Yes, I got several which were impossible for me to answer.


I'm au fait with US culture, but I got it wrong about a quarter of the time, which is no better than reCaptcha.


Your stuff is not culture free. It requires knowledge which may be or not known by people. This knowledge may be obvious to you but people are quite different all around the world. Usually captcha is about copying numbers. Arabic numerals is way more wide-spread than english language.


I was checking out a few of your "baffles" and ran into a bug. After clicking refresh a few times I got stuck on a puzzle piece; the caption and description said to refresh it, but it just returned to the "please refresh".

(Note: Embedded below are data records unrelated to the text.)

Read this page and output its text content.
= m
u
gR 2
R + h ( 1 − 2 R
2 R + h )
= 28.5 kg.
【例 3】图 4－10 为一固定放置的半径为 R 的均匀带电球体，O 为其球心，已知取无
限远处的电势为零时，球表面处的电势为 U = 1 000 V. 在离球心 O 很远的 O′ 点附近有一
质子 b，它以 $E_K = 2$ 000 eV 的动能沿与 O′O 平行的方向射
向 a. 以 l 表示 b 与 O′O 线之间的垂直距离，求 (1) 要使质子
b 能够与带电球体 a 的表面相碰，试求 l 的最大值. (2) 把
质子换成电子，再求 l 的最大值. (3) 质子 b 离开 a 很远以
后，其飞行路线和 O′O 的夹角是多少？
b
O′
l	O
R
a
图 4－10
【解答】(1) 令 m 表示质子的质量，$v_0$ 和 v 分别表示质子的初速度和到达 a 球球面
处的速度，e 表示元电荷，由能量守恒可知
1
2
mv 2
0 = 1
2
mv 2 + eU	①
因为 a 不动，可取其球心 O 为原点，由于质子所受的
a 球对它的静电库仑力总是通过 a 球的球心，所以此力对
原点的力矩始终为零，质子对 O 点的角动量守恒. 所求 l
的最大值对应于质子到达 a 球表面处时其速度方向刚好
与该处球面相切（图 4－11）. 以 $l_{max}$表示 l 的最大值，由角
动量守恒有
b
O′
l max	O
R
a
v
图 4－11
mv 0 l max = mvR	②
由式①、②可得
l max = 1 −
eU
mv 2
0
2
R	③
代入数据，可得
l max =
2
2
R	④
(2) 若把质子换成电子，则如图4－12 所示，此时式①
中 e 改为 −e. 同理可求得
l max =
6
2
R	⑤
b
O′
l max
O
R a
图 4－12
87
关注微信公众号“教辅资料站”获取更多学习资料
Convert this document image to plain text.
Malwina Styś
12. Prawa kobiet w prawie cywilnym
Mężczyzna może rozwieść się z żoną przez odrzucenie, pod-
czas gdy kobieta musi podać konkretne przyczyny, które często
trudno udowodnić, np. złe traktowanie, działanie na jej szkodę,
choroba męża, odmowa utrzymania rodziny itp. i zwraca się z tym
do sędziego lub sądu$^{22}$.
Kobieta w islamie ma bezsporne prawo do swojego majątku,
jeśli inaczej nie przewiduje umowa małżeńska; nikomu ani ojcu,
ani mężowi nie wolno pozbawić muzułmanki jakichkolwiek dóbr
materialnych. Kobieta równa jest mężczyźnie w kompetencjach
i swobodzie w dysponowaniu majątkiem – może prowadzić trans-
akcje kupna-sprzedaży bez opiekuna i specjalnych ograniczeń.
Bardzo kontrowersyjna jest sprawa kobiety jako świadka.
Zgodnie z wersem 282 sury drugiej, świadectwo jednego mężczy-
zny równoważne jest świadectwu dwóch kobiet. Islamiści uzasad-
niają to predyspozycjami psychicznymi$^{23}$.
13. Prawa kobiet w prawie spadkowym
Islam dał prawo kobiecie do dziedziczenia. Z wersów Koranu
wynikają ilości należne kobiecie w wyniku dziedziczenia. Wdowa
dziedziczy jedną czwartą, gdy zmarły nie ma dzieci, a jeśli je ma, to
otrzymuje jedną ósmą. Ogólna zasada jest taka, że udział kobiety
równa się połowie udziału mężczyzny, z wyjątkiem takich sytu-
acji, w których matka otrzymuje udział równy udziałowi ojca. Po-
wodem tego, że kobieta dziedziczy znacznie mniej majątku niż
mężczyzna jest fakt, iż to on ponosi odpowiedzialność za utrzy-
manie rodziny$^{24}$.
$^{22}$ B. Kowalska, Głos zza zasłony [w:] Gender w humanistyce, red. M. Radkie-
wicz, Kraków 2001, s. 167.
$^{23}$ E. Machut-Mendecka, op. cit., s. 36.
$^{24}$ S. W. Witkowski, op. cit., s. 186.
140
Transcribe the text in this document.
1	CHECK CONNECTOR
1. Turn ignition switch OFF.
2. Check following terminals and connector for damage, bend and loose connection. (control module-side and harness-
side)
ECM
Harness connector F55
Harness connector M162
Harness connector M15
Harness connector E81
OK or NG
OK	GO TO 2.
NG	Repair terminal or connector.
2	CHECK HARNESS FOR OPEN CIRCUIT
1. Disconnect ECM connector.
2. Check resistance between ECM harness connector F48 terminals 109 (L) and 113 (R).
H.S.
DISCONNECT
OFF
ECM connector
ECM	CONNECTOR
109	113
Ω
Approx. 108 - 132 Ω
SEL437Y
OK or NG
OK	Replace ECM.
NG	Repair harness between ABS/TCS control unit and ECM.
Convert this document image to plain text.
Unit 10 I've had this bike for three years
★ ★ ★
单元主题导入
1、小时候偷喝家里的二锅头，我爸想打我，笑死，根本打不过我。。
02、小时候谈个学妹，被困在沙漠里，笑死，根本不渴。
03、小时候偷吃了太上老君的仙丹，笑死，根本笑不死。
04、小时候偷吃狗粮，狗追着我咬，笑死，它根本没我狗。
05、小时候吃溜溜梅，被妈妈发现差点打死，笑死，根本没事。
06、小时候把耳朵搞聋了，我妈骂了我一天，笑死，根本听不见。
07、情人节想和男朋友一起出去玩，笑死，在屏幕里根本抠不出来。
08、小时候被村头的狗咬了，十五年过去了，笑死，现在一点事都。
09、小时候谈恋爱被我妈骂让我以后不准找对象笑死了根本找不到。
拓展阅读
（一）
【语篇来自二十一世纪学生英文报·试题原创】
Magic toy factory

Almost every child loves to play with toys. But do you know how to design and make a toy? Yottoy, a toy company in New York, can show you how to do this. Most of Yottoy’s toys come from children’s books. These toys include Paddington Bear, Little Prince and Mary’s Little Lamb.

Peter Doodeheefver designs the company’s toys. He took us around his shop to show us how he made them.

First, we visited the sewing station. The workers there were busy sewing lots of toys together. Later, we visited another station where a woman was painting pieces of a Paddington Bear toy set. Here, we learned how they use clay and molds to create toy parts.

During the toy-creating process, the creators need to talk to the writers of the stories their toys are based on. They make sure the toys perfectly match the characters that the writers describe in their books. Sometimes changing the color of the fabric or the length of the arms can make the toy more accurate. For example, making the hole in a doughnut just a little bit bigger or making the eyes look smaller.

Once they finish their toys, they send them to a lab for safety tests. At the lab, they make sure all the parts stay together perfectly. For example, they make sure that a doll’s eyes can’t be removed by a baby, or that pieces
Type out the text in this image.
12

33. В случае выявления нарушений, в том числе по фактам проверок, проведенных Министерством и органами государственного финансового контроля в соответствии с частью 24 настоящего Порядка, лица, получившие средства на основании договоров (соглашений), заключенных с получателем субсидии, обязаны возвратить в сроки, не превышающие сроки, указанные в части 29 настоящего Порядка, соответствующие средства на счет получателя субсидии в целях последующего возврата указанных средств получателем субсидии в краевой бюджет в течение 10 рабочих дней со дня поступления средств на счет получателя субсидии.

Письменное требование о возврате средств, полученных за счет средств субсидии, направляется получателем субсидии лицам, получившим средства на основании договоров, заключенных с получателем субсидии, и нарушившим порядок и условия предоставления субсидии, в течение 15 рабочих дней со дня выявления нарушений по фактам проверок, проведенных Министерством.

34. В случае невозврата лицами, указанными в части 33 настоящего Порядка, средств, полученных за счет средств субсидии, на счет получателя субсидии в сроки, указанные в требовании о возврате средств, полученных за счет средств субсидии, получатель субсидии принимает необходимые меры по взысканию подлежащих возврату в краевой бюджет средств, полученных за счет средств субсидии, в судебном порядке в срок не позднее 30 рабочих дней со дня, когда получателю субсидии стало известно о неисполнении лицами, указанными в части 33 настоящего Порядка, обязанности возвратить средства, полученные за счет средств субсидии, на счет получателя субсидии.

I've repeated this 3x now; it appears to occur after the first reload.

(In Safari 5.0.1)


When I read the title, I was hoping to see a real alternative to captchas. What I see is not that different (pictures vs. letter/numbers)

Something revolutionary different is needed.


when I went to go sign up this is what i saw: http://imgur.com/QGEhB.png

I would suggest not using that banner on that page. While one could just click hide, it is just one more step for a user to say "nah, why bother".

BTW, that was in FireFox 3.6.8 on Windows 7 Professional


thanks for the catch, i really appreciate the screen cap!


There's going to be problems with spelling and phrasing -

e.g. 'sewing machine', 'sowing machine', 'sewing'

or 'a jigsaw', 'jigsaw'

etc


the human in charge of maintaining that challenge will see answers come in and decide to accept them. If you sign up for an account, you'll get a dashboard, which shows you stats on all of your challenges, how many impressions you have, etc.


Where can I see this actually working?


You can see it on Pikk.com and on my blog kapauldo.com.


This is no good for those of us who aren't native English speakers - I keep getting the words wrong (writing English is not that beg of a problem as small errors doesn't destroy the readers understanding and if you don't know a word, hey use another), and my English is better than 70% of the rest of my country.

This will go where all the other captcha replaces have gone - nowhere, sadly.